AI is transforming the way we operate business around the world. Everything from the ads we see online to how we choose shows to watch while sheltering in place is now influenced by AI.
As popular as it has become, getting started with AI within a company can seem like a monumental task, especially while competitors are moving at a quicker pace with their AI initiatives. But AI doesn’t have to be complicated and you don’t need to reinvent the wheel to introduce it to your operations.
The key to getting started is to focus on the business problems you would like to solve, especially the business problems that can most benefit from advanced analysis of data. Look for areas where meaningful human effort is needed to complete routine tasks or make better decisions while large volumes of data sit idle or are underutilized. Here are three areas where AI can help optimize:
1. Decisions and insights
How can we gain data-driven insights to help make better decisions? The type of decisions that can unlock areas of improvement at your organization by:
- Lowering costs
- Improving customer experience and engagement
- Reducing customer churn
- Detecting fraud
It is estimated that only 4% of businesses effectively capture value from their data. This is partly due to the fact that 90% of digital data generated is dark or unstructured. Advanced analysis of both structured and unstructured data can reveal hidden, and often surprising, insights. Companies worldwide are already using such insights for countless applications including those that create better customer experiences, more efficient manufacturing of products and supply chain management, personalized shopping, AI-generated podcasts and entertainment content, and protection against cybersecurity threats.
2. Processes and workflows
How can we leverage the power of process automation to help free up time and resources? Throughout the workday, employees are often engaged in time consuming rote tasks and workflows that could be performed exponentially faster by intelligent machines. These types of tasks are often repetitive, create bottlenecks, and don’t require the human touch. By implementing automation in this area, your team can take back the precious time needed to focus on high value work that grows the business.
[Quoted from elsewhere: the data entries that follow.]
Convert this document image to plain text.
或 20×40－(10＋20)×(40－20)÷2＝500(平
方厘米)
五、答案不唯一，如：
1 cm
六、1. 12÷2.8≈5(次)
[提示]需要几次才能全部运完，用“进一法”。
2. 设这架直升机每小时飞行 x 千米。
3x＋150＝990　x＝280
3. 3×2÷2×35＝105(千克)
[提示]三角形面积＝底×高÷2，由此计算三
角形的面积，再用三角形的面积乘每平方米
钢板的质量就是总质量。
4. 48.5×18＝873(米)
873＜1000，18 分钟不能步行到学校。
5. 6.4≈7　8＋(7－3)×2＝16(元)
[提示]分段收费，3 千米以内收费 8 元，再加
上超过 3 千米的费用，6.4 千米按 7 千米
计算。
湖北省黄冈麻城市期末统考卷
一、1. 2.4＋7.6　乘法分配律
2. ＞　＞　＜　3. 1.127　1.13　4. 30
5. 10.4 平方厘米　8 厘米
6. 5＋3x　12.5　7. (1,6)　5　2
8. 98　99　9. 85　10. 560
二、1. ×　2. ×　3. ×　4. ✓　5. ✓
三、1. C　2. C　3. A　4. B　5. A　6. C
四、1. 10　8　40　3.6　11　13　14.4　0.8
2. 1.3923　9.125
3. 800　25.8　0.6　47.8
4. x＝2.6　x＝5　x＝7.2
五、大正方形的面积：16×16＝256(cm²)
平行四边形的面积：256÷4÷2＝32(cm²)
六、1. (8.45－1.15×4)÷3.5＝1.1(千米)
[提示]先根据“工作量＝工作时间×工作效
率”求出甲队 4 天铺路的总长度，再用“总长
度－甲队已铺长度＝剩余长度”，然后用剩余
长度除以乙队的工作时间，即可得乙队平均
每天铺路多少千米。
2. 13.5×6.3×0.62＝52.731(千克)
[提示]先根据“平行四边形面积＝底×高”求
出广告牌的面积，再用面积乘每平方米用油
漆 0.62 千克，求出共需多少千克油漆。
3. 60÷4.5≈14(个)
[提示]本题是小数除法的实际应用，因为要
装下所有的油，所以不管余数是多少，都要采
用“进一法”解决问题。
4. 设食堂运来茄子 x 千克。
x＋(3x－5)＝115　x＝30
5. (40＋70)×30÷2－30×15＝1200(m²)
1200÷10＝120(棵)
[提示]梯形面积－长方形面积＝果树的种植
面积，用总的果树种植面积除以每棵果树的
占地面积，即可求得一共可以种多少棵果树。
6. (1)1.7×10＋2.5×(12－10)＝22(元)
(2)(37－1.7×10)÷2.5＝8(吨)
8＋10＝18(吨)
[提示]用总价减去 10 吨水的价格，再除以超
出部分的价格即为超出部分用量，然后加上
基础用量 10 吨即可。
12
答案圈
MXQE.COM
In this regard, something even simpler than advanced AI and machine learning, such as robotic process automation (RPA), can be used to send out invoices or process credit card payments. Automating tasks like these not only saves time but can reduce human errors and costs. According to Gartner, the COVID-19 “pandemic and ensuing recession increased interest in RPA for many enterprises” due to increased pressures on businesses to better manage operations and costs.
3. Teamwork and communication
How can we make team collaboration more efficient to raise productivity? Here’s where next-generation communication tools and knowledge management systems play important roles.
These days, information is the new gold. By making it easily accessible, searchable, and sharable, information can help each of us perform better at our jobs. At enterprises, information is typically stored in and retrieved out of complex knowledge management systems that sit at the core of decisionmaking. Employees depend on these systems to access the organization’s knowledge base and improve communication and collaboration across teams.
Powering communication and knowledge management systems with AI can usher in an entirely new level of productivity. For instance, machine learning can be used to map diverse data types housed in disparate storage repositories and enable universal search capabilities across everything from PDFs to spreadsheets, images, text, audio packets, and even videos. Natural language processing (NLP) can be used to summarize documents or help communication tools improve grammar or tone.
AI is also used in detecting sentiment and emotion contained in digital conversations and social media chatter. Companies use sentiment analysis to identify key emotional triggers for a variety of use cases, not only to improve employee relations but also those with customers—de-escalating situations where frustration or threats are observed, understanding brand loyalty, or identifying early signs of happiness or dissatisfaction within teams or customers.
Additional questions to help kick off your AI initiative
After landing on the key areas where AI can add value, consider the following questions:
- Which use cases can quickly prove value?
- Is there sufficient managerial or executive support for the intended use cases?
- Are ROI expectations realistic among the stakeholders?
- Are changes required to the compute infrastructure for this purpose? This involves hardware and IT capacity planning.
- Do we have access to the right data for the intended use case? In the exploration phase, considering the 4 Vs of data can help accelerate discovery and unlock hidden value.
- What are the common missteps to avoid in implementing AI?
- Can we find the right skills in-house or via external vendors to make this this a reality? It takes 18 separate skills to bring an AI solution to life from ideation to production level implementation.
Get informed and learn from the experts
AI is a vast and complex field. So, it would be helpful to get started with key AI terms and concepts. You may also enjoy learning how machine learning differs from traditional data analytics.
Of course, if time is at a premium, you can form a partnership with an AI firm. The data in your business tells a story. Finding these stories is what AI professionals do best. And, perhaps more important, they can help you avoid costly mistakes.